Por Juan Antonio Fernández Arévalo.
La social-democracia moderna no nació para hacer la revolución. Tras los enfrentamientos de la segunda mitad del siglo XIX y de las primeras décadas del XX entre las distintas tendencias del socialismo, los partidos socialistas de la Europa occidental se decantaron por un sesgo reformista radical, lejos de la sugestiva orientación revolucionaria de lucha de clases que había cuajado en Rusia a partir de la Revolución de 1917. Desde entonces, se agudizaron las diferencias entre los partidos socialistas (que se fueron haciendo poco a poco social-demócratas) y los comunistas, seguidores de Marx, Lenin, y luego Stalin. La conocida anécdota en que el ilustre socialista español Fernando de los Ríos le pregunta a Lenin: «¿Y la libertad, qué?»; y la respuesta de éste: «¿Libertad, para qué?», tiene la suficiente claridad para diferenciar socialismo democrático y comunismo.
Fue en el famoso Bad-Godesberg (1959) cuando el Partido Socialdemócrata alemán abandonó los principios marxistas, sin cuya decisión hubiera tenido muchas dificultades para desbancar del poder en Alemania occidental a la democracia cristiana de Adenauer. Willy Brandt y Helmut Schmidt fueron los líderes que llevaron a Alemania hacia las mayores cotas de bienestar social conocidas hasta entonces.
Toda Europa miraba y se miraba en la República Federal Alemana. Y los españoles deseosos de una democracia que acabase con la asfixiante dictadura franquista, con un ojo miraban a Francia, buque insignia de los valores más progresistas, y con el otro a Alemania, el país donde se gestionaba de verdad una auténtica transformación del liberalismo capitalista, abriéndose paso el papel del Estado como catalizador de las reformas atemperadoras del capitalismo. No es casualidad que distintas fuerzas democráticas españolas se reunieran en Münich (1962) para impulsar un movimiento integrador que trajera la democracia a nuestro país (fue el contubernio de Münich, así llamado por el franquismo). Allí estaba representada la socialdemocracia española (en el exilio, naturalmente), sin cuya presencia la posibilidad de instauración de la democracia en España era imposible.

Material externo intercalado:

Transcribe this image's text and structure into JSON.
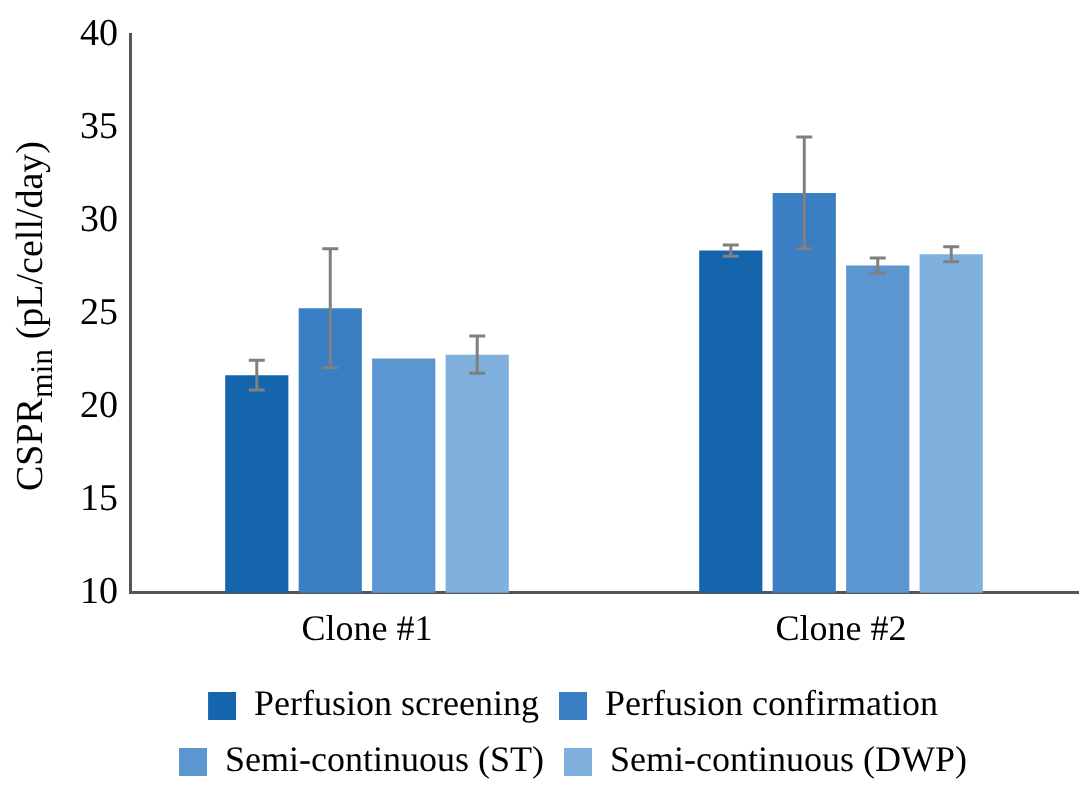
{
  "chart_data": {
    "type": "bar",
    "ylabel": "CSPR$_{min}$ (pL/cell/day)",
    "categories": [
      "Clone #1",
      "Clone #2"
    ],
    "series": [
      {
        "name": "Perfusion screening",
        "color": "#1565ad",
        "values": [
          21.7,
          28.4
        ],
        "errors": [
          0.8,
          0.3
        ]
      },
      {
        "name": "Perfusion confirmation",
        "color": "#3a7fc4",
        "values": [
          25.3,
          31.5
        ],
        "errors": [
          3.2,
          3.0
        ]
      },
      {
        "name": "Semi-continuous (ST)",
        "color": "#5b96d0",
        "values": [
          22.6,
          27.6
        ],
        "errors": [
          null,
          0.4
        ]
      },
      {
        "name": "Semi-continuous (DWP)",
        "color": "#7fb0de",
        "values": [
          22.8,
          28.2
        ],
        "errors": [
          1.0,
          0.4
        ]
      }
    ],
    "ylim": [
      10,
      40
    ],
    "yticks": [
      10,
      15,
      20,
      25,
      30,
      35,
      40
    ],
    "grid": false,
    "legend": "bottom"
  }
}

Y toda esa fuerza innovadora y transformadora tuvo su plasmación en el germen y posterior evolución de la futura Unión Europea. El tratado de Roma (1957) fue el punto de partida de la extraordinaria aventura de la creación de una nueva Europa, cuyo fracaso, dicho sea de antemano, sería el fracaso y el debilitamiento de todos los países europeos. A partir de ese momento, la socialdemocracia se convirtió en el centro político de los principales países de Europa: Alemania, Francia, el Benelux, Reino Unido, Suecia…, abriéndose con fuerza una nueva era dirigida por partidos de ideología socialdemócrata, con la leal colaboración en algunos países (Alemania e Italia, sobre todo) de la democracia cristiana. Para situarnos mentalmente, en España imperaba a su antojo el nacional-catolicismo. Líderes importantes, con gran poder de atracción, ocuparon la escena política europea: Olof Palme, Willy Brandt y Helmut Schmidt, François Mitterrand y Jacques Delors, entre otros. Aún quedaría un tiempo para que Helmut Kohl y Felipe González se unieran al coro de grandes líderes europeos sin los cuales la Unión Europea no hubiera sido posible. Las vicisitudes por las que atraviesan las instituciones europeas, aparte de la potente crisis económica, se deben a la carencia de verdaderos líderes competentes, comprometidos y capaces de entregarse con todas sus fuerzas a la grandiosa obra de la unidad de Europa.